When we speak at Gene Guarino’s Residential Assisted Living Academy training, we point out … big money won’t ignore fat profits forever.
Big money’s already moving aggressively into single-family homes … bidding prices up and squeezing out late-to-the party individual investors.
Those who saw the big boys coming and paddled into place early are riding a nice equity wave.
This could easily happen with residential assisted living. So it’s a bit of a land grab right now. The good news is there’s .
That’s just one way to invest outside the box.
Another is to pay attention to economic trends and migration patterns.
Think about it …
As big players gobble up inventory in major markets, smaller investors … and eventually big money … will migrate outside the box into secondary markets.
For example, though Dallas is still a solid single-family market … deals are few and far between.
It wasn’t always that way. When we started going to Dallas 10 years ago, it was the front end of a real estate boom that’s been GREAT for early adopters.

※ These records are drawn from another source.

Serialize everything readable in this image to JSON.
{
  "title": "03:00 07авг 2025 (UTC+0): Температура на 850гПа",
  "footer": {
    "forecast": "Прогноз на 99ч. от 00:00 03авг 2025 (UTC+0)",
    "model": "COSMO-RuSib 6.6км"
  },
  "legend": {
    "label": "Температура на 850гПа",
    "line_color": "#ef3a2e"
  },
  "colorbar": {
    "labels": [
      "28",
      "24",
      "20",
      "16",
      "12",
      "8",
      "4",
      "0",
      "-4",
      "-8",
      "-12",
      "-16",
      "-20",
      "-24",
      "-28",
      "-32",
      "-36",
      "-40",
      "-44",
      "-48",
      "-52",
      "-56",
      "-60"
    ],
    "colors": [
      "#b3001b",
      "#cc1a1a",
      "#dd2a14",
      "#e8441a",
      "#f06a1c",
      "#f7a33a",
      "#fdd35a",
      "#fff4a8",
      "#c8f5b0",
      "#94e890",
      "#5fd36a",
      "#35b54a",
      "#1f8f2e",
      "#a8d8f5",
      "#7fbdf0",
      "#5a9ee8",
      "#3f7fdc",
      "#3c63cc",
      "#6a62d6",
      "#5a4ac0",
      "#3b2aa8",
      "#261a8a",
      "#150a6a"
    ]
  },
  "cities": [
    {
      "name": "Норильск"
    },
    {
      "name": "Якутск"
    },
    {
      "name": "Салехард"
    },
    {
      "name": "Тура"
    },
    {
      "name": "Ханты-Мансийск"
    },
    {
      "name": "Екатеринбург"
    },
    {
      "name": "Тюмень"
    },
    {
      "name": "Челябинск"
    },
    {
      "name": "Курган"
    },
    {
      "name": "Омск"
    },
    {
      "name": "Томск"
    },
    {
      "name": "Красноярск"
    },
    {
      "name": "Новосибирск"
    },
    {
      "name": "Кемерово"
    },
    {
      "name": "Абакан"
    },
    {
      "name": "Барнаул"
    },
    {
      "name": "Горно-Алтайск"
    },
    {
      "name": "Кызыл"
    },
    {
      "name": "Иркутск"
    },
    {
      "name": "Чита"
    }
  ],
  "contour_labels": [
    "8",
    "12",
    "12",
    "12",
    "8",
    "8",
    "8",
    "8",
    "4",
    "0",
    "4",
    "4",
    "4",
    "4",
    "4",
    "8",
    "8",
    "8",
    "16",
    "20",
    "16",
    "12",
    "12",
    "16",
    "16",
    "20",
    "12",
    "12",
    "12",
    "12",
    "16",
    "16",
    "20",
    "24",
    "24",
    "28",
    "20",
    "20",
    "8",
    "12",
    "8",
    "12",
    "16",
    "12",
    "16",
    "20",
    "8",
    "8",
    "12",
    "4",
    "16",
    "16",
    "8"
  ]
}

These markets have affordable price points with strong cash flows for investors.
They’re also attractive to Millennials (another important demographic to watch) who’ve been priced out of primary markets.
But it’s not just the young and cash-strapped who move for financial reasons.
There’s another important economic trend we’re watching closely, and it’s alluded to in this Washington Examiner article …
Caution: This is an opinion piece and you may not agree.
But the point is high-earners are leaving New York to escape high taxes they can no longer deduct from their federal tax bill.
This Bloomberg article elaborates …
“Governor says wealthy New Yorkers are giving up residences …”
“…leaving for second homes in Florida and other states …”
Once again, these trends are easy to see coming, watch develop, and then act on … BEFORE they pick up a lot of steam.
We’ve been excited about Florida for some time … and this whole tax thing just makes it better … especially for nicer properties.
So here’s the point …
We got a HUGE wake-up call in 2008 … and it wasn’t any fun. But those lessons help us see trends and opportunities early instead of late.
The key is to pay close attention to clues in the news …
… then get around REALLY smart people who can help you understand what you’re seeing … so you can act decisively.
Because if all you are is aware, but you don’t act … you might as well watch game shows.
But when you see a trend and have the right relationships, you can identity opportunities and take effective action quickly.
Everyone’s smart in hindsight. But can you see the future?